Every NP (and RN) can take ownership of risk reduction. If risk factor management is at the heart of nursing practice every day, during every encounter, we can improve a lot of lives and save some, too. Patients need more education, and NPs are the best-trained teachers and clinicians to give it. The risk reduction measurements in the table aren’t fancy or complicated. Each one of us—patients and health providers alike—should know our own measurements, understand their importance, and work to get to goal on every single measurement. Then health reform will at last be under way.

Going for the Goals

Knowing the measurements is only the first step. What really counts is taking actions that get to the goals. A body mass index of 25 may seem impossible, but getting fit isn’t. Uncontrolled blood pressure and cholesterol are silent killers, and they are far too common. Most patients do not appreciate or respect their danger. As we know, there are plenty of steps we can take to control them.

Some of my patients are surprised to learn that depression and anxiety are not their lot in life; they are disease states that can be effectively treated. When these problems lift with treatment, patients become happier and are in a better position to make necessary changes.

I have used my book with patients in my practice for several years now, and it’s been interesting to see how they interact with the information. For those who want to know (and that’s not everyone), it’s proved to be a revelation. Patients come back after reading my book and tell me that they finally really get it. Often for the very first time, all the “eat right, lose weight, and exercise” messages they hear every day actually make sense. They see how everything is connected, and they connect with how their habitual behaviors lead to disease.

Most patients don’t take action right away. It can take a year or longer before they are finally motivated to act. Change is a process that takes time. Sadly, it’s usually a scare (like a heart attack or a diagnosis of diabetes) that finally provokes behavioral change.

Therapeutic Relationship

A therapeutic relationship really helps. I tell my patients that if health risks caused pain to the same extent that they cause risk, patients would be begging me for treatment and medication. Instead, I have to beg them to take it.

The partnership patients enjoy with NPs is one of our strongest assets as clinicians, and we should leverage it for all it’s worth. Patients need ongoing education and support to understand, move forward, and remain faithful with behavioral changes and treatments. Backsliding is the norm and does not represent failure. Staying with patients through the ups and downs of the change process can make all the difference between success and failure.

NPs as Role Models

Nurse practitioners are not exempt from the health risks our patients face. As health professionals, we have the benefit of knowledge and training to guide us to better health choices, but most of us could do better.

Much is written in the NP literature about the need to improve the image of NPs and nurses in general.
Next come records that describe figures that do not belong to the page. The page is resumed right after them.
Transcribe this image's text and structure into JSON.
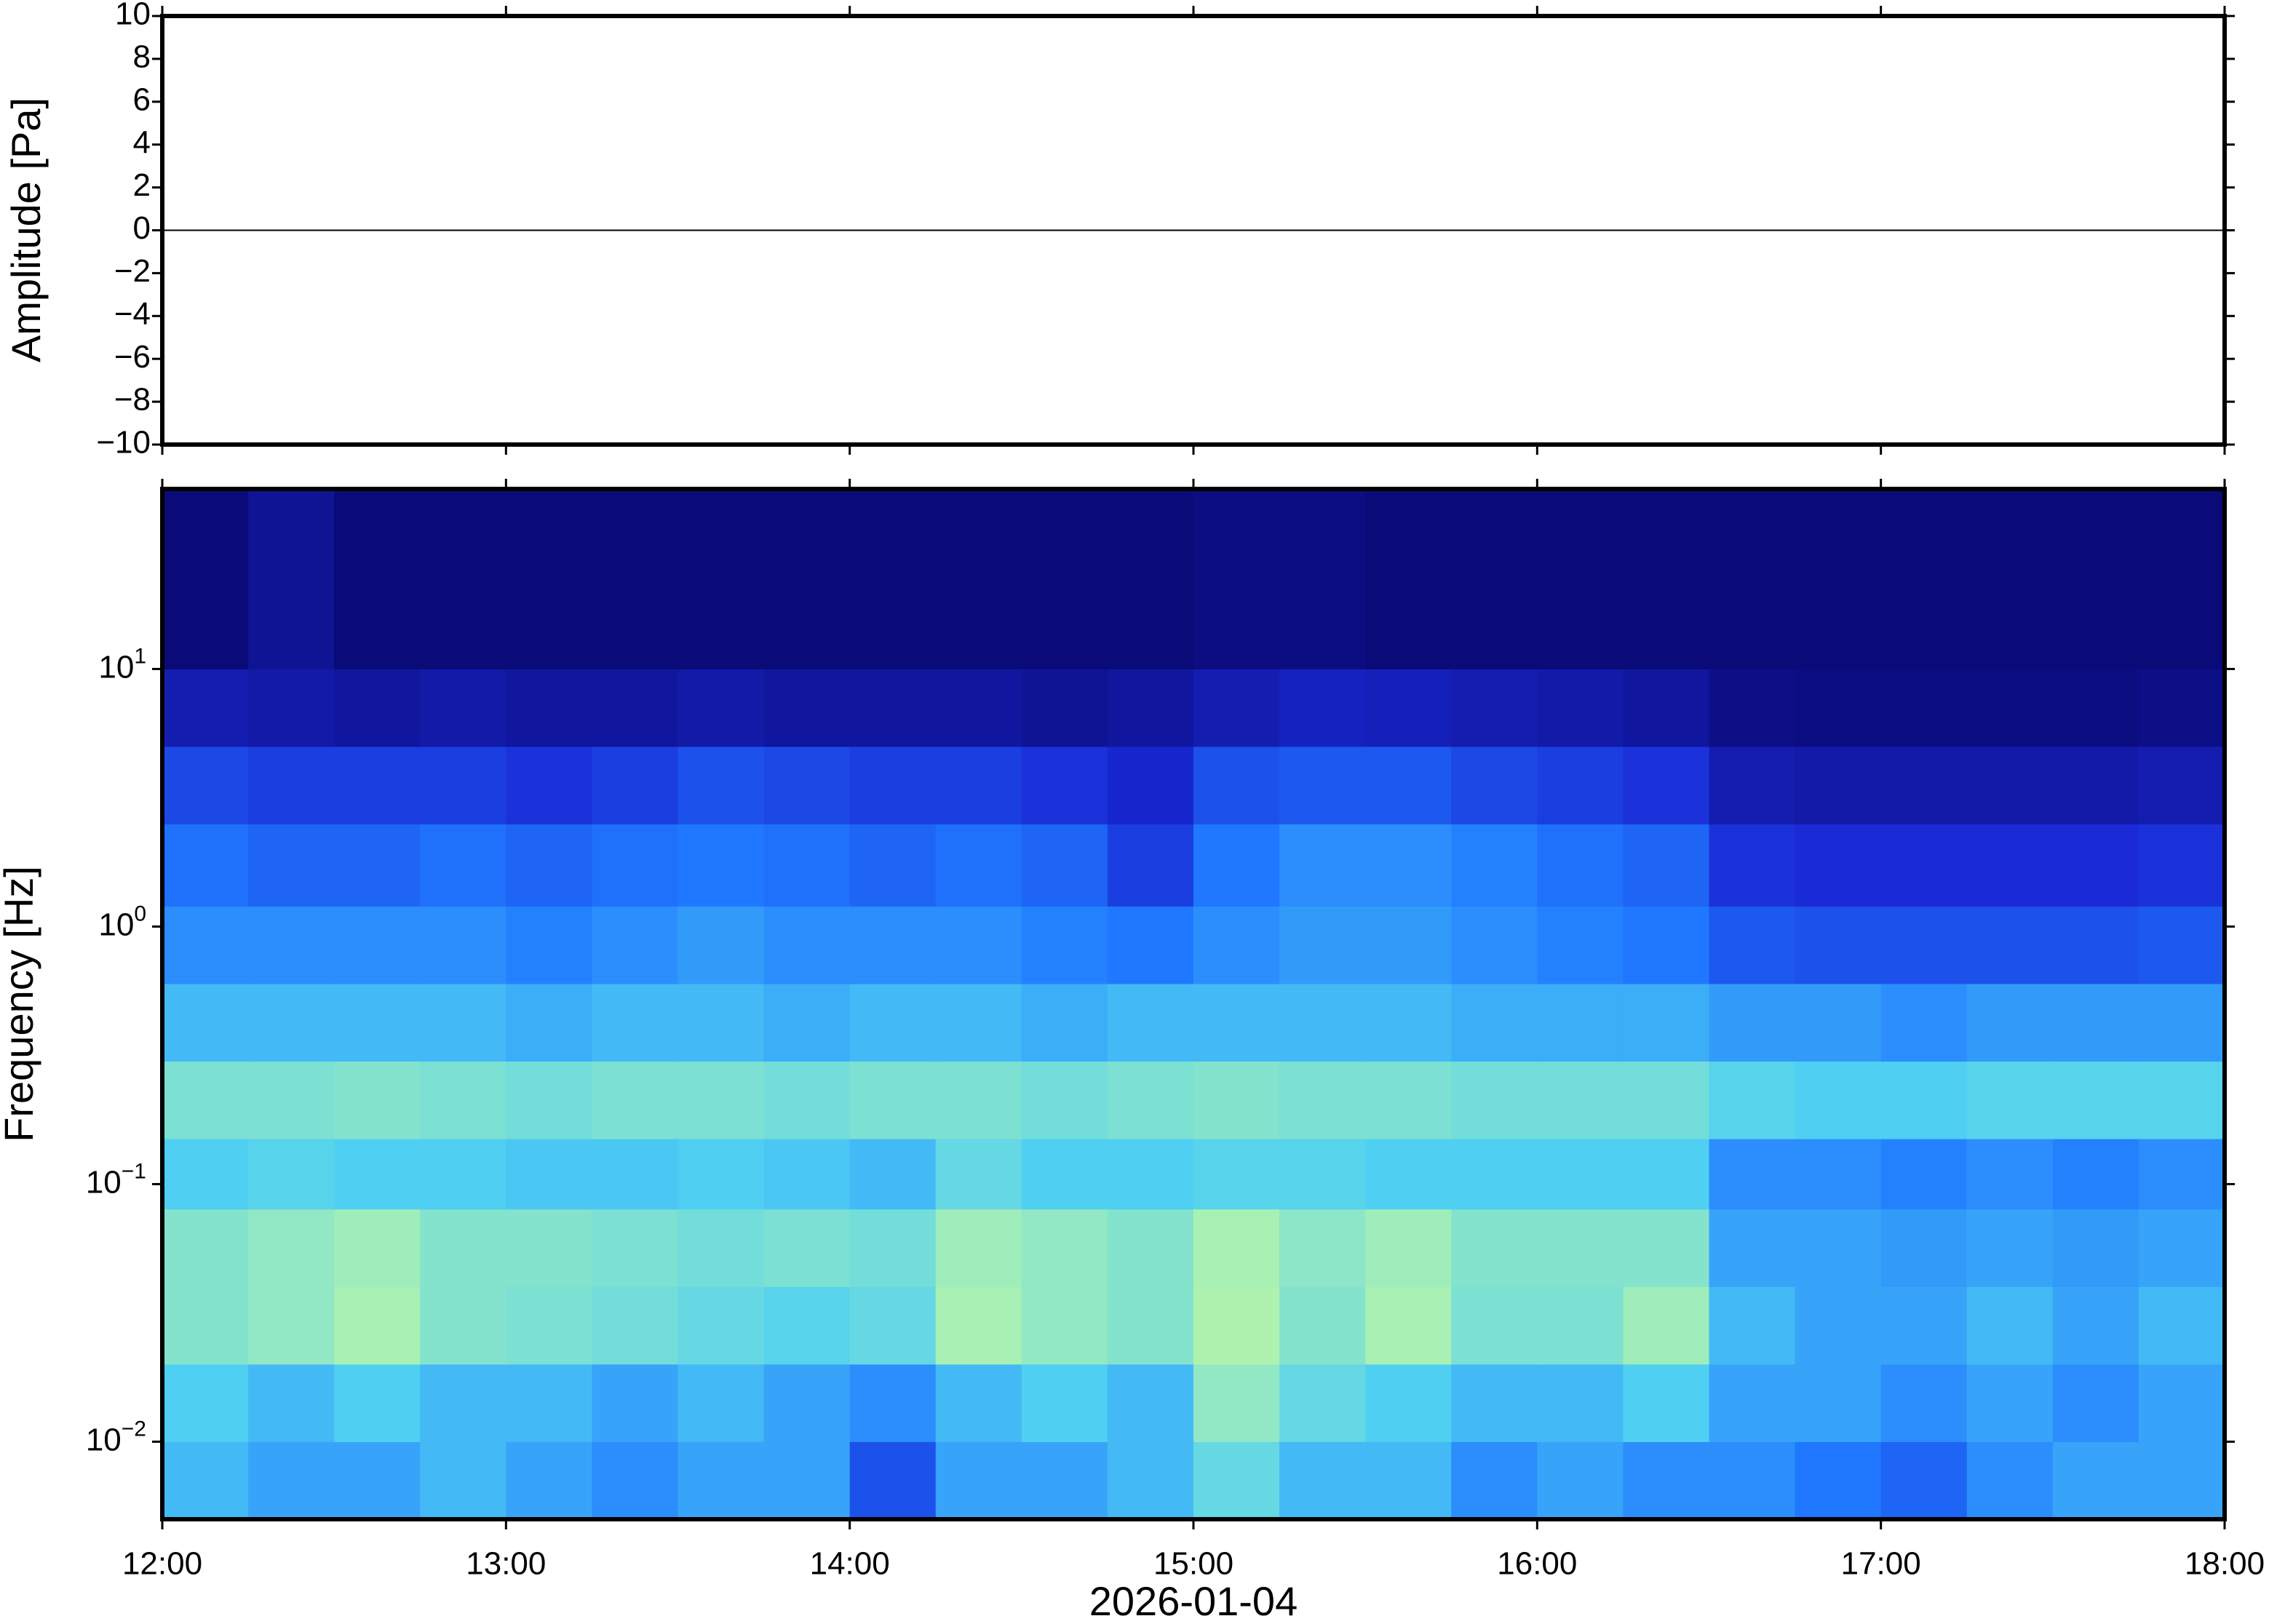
{
  "chart_data": [
    {
      "type": "line",
      "ylabel": "Amplitude [Pa]",
      "x": [
        12,
        18
      ],
      "values": [
        0,
        0
      ],
      "color": "#000000",
      "xlim": [
        12,
        18
      ],
      "ylim": [
        -10,
        10
      ],
      "yticks": [
        {
          "value": -10,
          "label": "−10"
        },
        {
          "value": -8,
          "label": "−8"
        },
        {
          "value": -6,
          "label": "−6"
        },
        {
          "value": -4,
          "label": "−4"
        },
        {
          "value": -2,
          "label": "−2"
        },
        0,
        2,
        4,
        6,
        8,
        10
      ]
    },
    {
      "type": "heatmap",
      "ylabel": "Frequency [Hz]",
      "xlabel": "2026-01-04",
      "log_y": true,
      "xlim": [
        12,
        18
      ],
      "xticks": [
        {
          "value": 12,
          "label": "12:00"
        },
        {
          "value": 13,
          "label": "13:00"
        },
        {
          "value": 14,
          "label": "14:00"
        },
        {
          "value": 15,
          "label": "15:00"
        },
        {
          "value": 16,
          "label": "16:00"
        },
        {
          "value": 17,
          "label": "17:00"
        },
        {
          "value": 18,
          "label": "18:00"
        }
      ],
      "ylim": [
        0.005,
        50
      ],
      "yticks": [
        {
          "value": 0.01,
          "label": "10",
          "exponent": "−2"
        },
        {
          "value": 0.1,
          "label": "10",
          "exponent": "−1"
        },
        {
          "value": 1,
          "label": "10",
          "exponent": "0"
        },
        {
          "value": 10,
          "label": "10",
          "exponent": "1"
        }
      ],
      "x_edges": [
        12,
        12.25,
        12.5,
        12.75,
        13,
        13.25,
        13.5,
        13.75,
        14,
        14.25,
        14.5,
        14.75,
        15,
        15.25,
        15.5,
        15.75,
        16,
        16.25,
        16.5,
        16.75,
        17,
        17.25,
        17.5,
        17.75,
        18
      ],
      "y_edges": [
        0.005,
        0.01,
        0.02,
        0.04,
        0.08,
        0.15,
        0.3,
        0.6,
        1.2,
        2.5,
        5,
        10,
        50
      ],
      "zlim": [
        0,
        1
      ],
      "colormap": [
        "#0a0a78",
        "#1a2ad6",
        "#1f78ff",
        "#4fd0f2",
        "#a8f0b4",
        "#f0ff8c"
      ],
      "z": [
        [
          0.55,
          0.5,
          0.5,
          0.55,
          0.5,
          0.45,
          0.5,
          0.5,
          0.3,
          0.5,
          0.5,
          0.55,
          0.65,
          0.55,
          0.55,
          0.45,
          0.5,
          0.45,
          0.45,
          0.4,
          0.35,
          0.45,
          0.5,
          0.5
        ],
        [
          0.6,
          0.55,
          0.6,
          0.55,
          0.55,
          0.5,
          0.55,
          0.5,
          0.45,
          0.55,
          0.6,
          0.55,
          0.75,
          0.65,
          0.6,
          0.55,
          0.55,
          0.6,
          0.5,
          0.5,
          0.45,
          0.5,
          0.45,
          0.5
        ],
        [
          0.72,
          0.75,
          0.8,
          0.72,
          0.7,
          0.68,
          0.65,
          0.62,
          0.65,
          0.8,
          0.75,
          0.72,
          0.82,
          0.72,
          0.8,
          0.7,
          0.7,
          0.78,
          0.55,
          0.5,
          0.5,
          0.55,
          0.5,
          0.55
        ],
        [
          0.72,
          0.75,
          0.78,
          0.72,
          0.72,
          0.7,
          0.68,
          0.7,
          0.68,
          0.78,
          0.75,
          0.72,
          0.8,
          0.74,
          0.78,
          0.72,
          0.72,
          0.72,
          0.5,
          0.5,
          0.48,
          0.5,
          0.48,
          0.5
        ],
        [
          0.6,
          0.62,
          0.6,
          0.6,
          0.58,
          0.58,
          0.6,
          0.58,
          0.55,
          0.65,
          0.6,
          0.6,
          0.62,
          0.62,
          0.6,
          0.6,
          0.6,
          0.6,
          0.45,
          0.45,
          0.42,
          0.45,
          0.42,
          0.45
        ],
        [
          0.7,
          0.7,
          0.72,
          0.7,
          0.68,
          0.7,
          0.7,
          0.68,
          0.7,
          0.7,
          0.68,
          0.7,
          0.72,
          0.7,
          0.7,
          0.68,
          0.68,
          0.68,
          0.62,
          0.6,
          0.6,
          0.62,
          0.62,
          0.62
        ],
        [
          0.55,
          0.55,
          0.55,
          0.55,
          0.52,
          0.55,
          0.55,
          0.52,
          0.55,
          0.55,
          0.52,
          0.55,
          0.55,
          0.55,
          0.55,
          0.52,
          0.52,
          0.52,
          0.48,
          0.48,
          0.45,
          0.48,
          0.48,
          0.48
        ],
        [
          0.45,
          0.45,
          0.45,
          0.45,
          0.42,
          0.45,
          0.48,
          0.45,
          0.45,
          0.45,
          0.42,
          0.4,
          0.45,
          0.48,
          0.48,
          0.45,
          0.42,
          0.4,
          0.32,
          0.3,
          0.3,
          0.3,
          0.3,
          0.32
        ],
        [
          0.38,
          0.35,
          0.35,
          0.38,
          0.35,
          0.38,
          0.4,
          0.38,
          0.35,
          0.38,
          0.35,
          0.25,
          0.4,
          0.45,
          0.45,
          0.42,
          0.38,
          0.35,
          0.22,
          0.2,
          0.2,
          0.2,
          0.2,
          0.22
        ],
        [
          0.28,
          0.25,
          0.25,
          0.25,
          0.22,
          0.25,
          0.3,
          0.28,
          0.25,
          0.25,
          0.22,
          0.18,
          0.3,
          0.32,
          0.32,
          0.28,
          0.25,
          0.22,
          0.12,
          0.1,
          0.1,
          0.1,
          0.1,
          0.12
        ],
        [
          0.12,
          0.1,
          0.08,
          0.1,
          0.08,
          0.08,
          0.1,
          0.08,
          0.08,
          0.08,
          0.06,
          0.08,
          0.12,
          0.15,
          0.14,
          0.12,
          0.1,
          0.08,
          0.03,
          0.02,
          0.02,
          0.02,
          0.02,
          0.03
        ],
        [
          0,
          0.06,
          0,
          0,
          0,
          0,
          0,
          0,
          0,
          0,
          0,
          0,
          0.02,
          0.02,
          0,
          0,
          0,
          0,
          0,
          0,
          0,
          0,
          0,
          0
        ]
      ]
    }
  ]
}
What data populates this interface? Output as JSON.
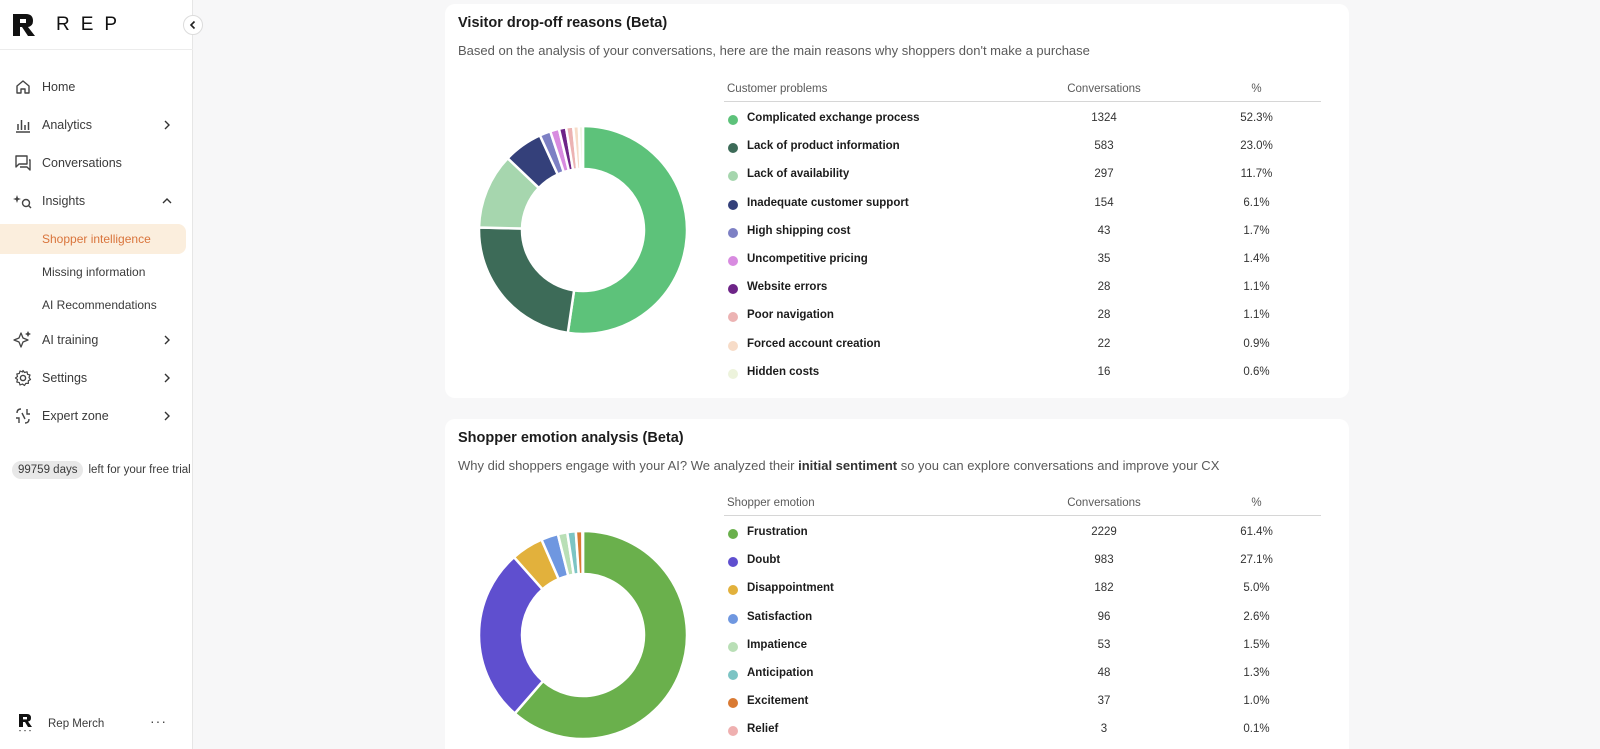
{
  "brand": {
    "name": "REP"
  },
  "nav": {
    "items": [
      {
        "label": "Home",
        "icon": "home-icon"
      },
      {
        "label": "Analytics",
        "icon": "bar-chart-icon"
      },
      {
        "label": "Conversations",
        "icon": "chat-icon"
      },
      {
        "label": "Insights",
        "icon": "sparkle-search-icon"
      },
      {
        "label": "AI training",
        "icon": "sparkles-icon"
      },
      {
        "label": "Settings",
        "icon": "gear-icon"
      },
      {
        "label": "Expert zone",
        "icon": "expert-icon"
      }
    ],
    "insights_sub": [
      "Shopper intelligence",
      "Missing information",
      "AI Recommendations"
    ]
  },
  "trial": {
    "days": "99759 days",
    "text": "left for your free trial"
  },
  "account": {
    "name": "Rep Merch",
    "more": "···"
  },
  "colors": {
    "accent": "#d9743b",
    "active_bg": "#fbeedd"
  },
  "dropoff": {
    "title": "Visitor drop-off reasons (Beta)",
    "subtitle": "Based on the analysis of your conversations, here are the main reasons why shoppers don't make a purchase",
    "headers": {
      "name": "Customer problems",
      "conv": "Conversations",
      "pct": "%"
    },
    "rows": [
      {
        "name": "Complicated exchange process",
        "conv": "1324",
        "pct": "52.3%",
        "color": "#5dc27a",
        "value": 1324
      },
      {
        "name": "Lack of product information",
        "conv": "583",
        "pct": "23.0%",
        "color": "#3d6b58",
        "value": 583
      },
      {
        "name": "Lack of availability",
        "conv": "297",
        "pct": "11.7%",
        "color": "#a6d6ae",
        "value": 297
      },
      {
        "name": "Inadequate customer support",
        "conv": "154",
        "pct": "6.1%",
        "color": "#34407a",
        "value": 154
      },
      {
        "name": "High shipping cost",
        "conv": "43",
        "pct": "1.7%",
        "color": "#7d80c4",
        "value": 43
      },
      {
        "name": "Uncompetitive pricing",
        "conv": "35",
        "pct": "1.4%",
        "color": "#d88be0",
        "value": 35
      },
      {
        "name": "Website errors",
        "conv": "28",
        "pct": "1.1%",
        "color": "#6d2487",
        "value": 28
      },
      {
        "name": "Poor navigation",
        "conv": "28",
        "pct": "1.1%",
        "color": "#ecb3b3",
        "value": 28
      },
      {
        "name": "Forced account creation",
        "conv": "22",
        "pct": "0.9%",
        "color": "#f7dcc8",
        "value": 22
      },
      {
        "name": "Hidden costs",
        "conv": "16",
        "pct": "0.6%",
        "color": "#edf3dc",
        "value": 16
      }
    ]
  },
  "emotion": {
    "title": "Shopper emotion analysis (Beta)",
    "subtitle_pre": "Why did shoppers engage with your AI? We analyzed their ",
    "subtitle_bold": "initial sentiment",
    "subtitle_post": " so you can explore conversations and improve your CX",
    "headers": {
      "name": "Shopper emotion",
      "conv": "Conversations",
      "pct": "%"
    },
    "rows": [
      {
        "name": "Frustration",
        "conv": "2229",
        "pct": "61.4%",
        "color": "#6ab04c",
        "value": 2229
      },
      {
        "name": "Doubt",
        "conv": "983",
        "pct": "27.1%",
        "color": "#5f4fcf",
        "value": 983
      },
      {
        "name": "Disappointment",
        "conv": "182",
        "pct": "5.0%",
        "color": "#e2b13c",
        "value": 182
      },
      {
        "name": "Satisfaction",
        "conv": "96",
        "pct": "2.6%",
        "color": "#6f97e0",
        "value": 96
      },
      {
        "name": "Impatience",
        "conv": "53",
        "pct": "1.5%",
        "color": "#b9dfb6",
        "value": 53
      },
      {
        "name": "Anticipation",
        "conv": "48",
        "pct": "1.3%",
        "color": "#7cc4c4",
        "value": 48
      },
      {
        "name": "Excitement",
        "conv": "37",
        "pct": "1.0%",
        "color": "#d97a33",
        "value": 37
      },
      {
        "name": "Relief",
        "conv": "3",
        "pct": "0.1%",
        "color": "#efb0b0",
        "value": 3
      }
    ]
  }
}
Although we are health professionals, many of us are overweight and under-exercised. Long hours on the job plus work and family responsibilities lead us to chose convenience foods that lack nutritional value and make it hard to control our weight. Too little fresh air and exercise keep us from being as strong, healthy, and vibrant as we could be.

If we are to have the credibility we need to bring about health reform, we must model healthy behaviors ourselves. To reform health, we must reform ourselves. To heal our patients, we must also heal ourselves.

There are many roads up the mountain, and we should partner with our patients to climb toward true health reform. If NPs dare to commit to this great endeavor, we will silence all our critics, solve our image problems, and succeed where many others have failed in reforming the health care system.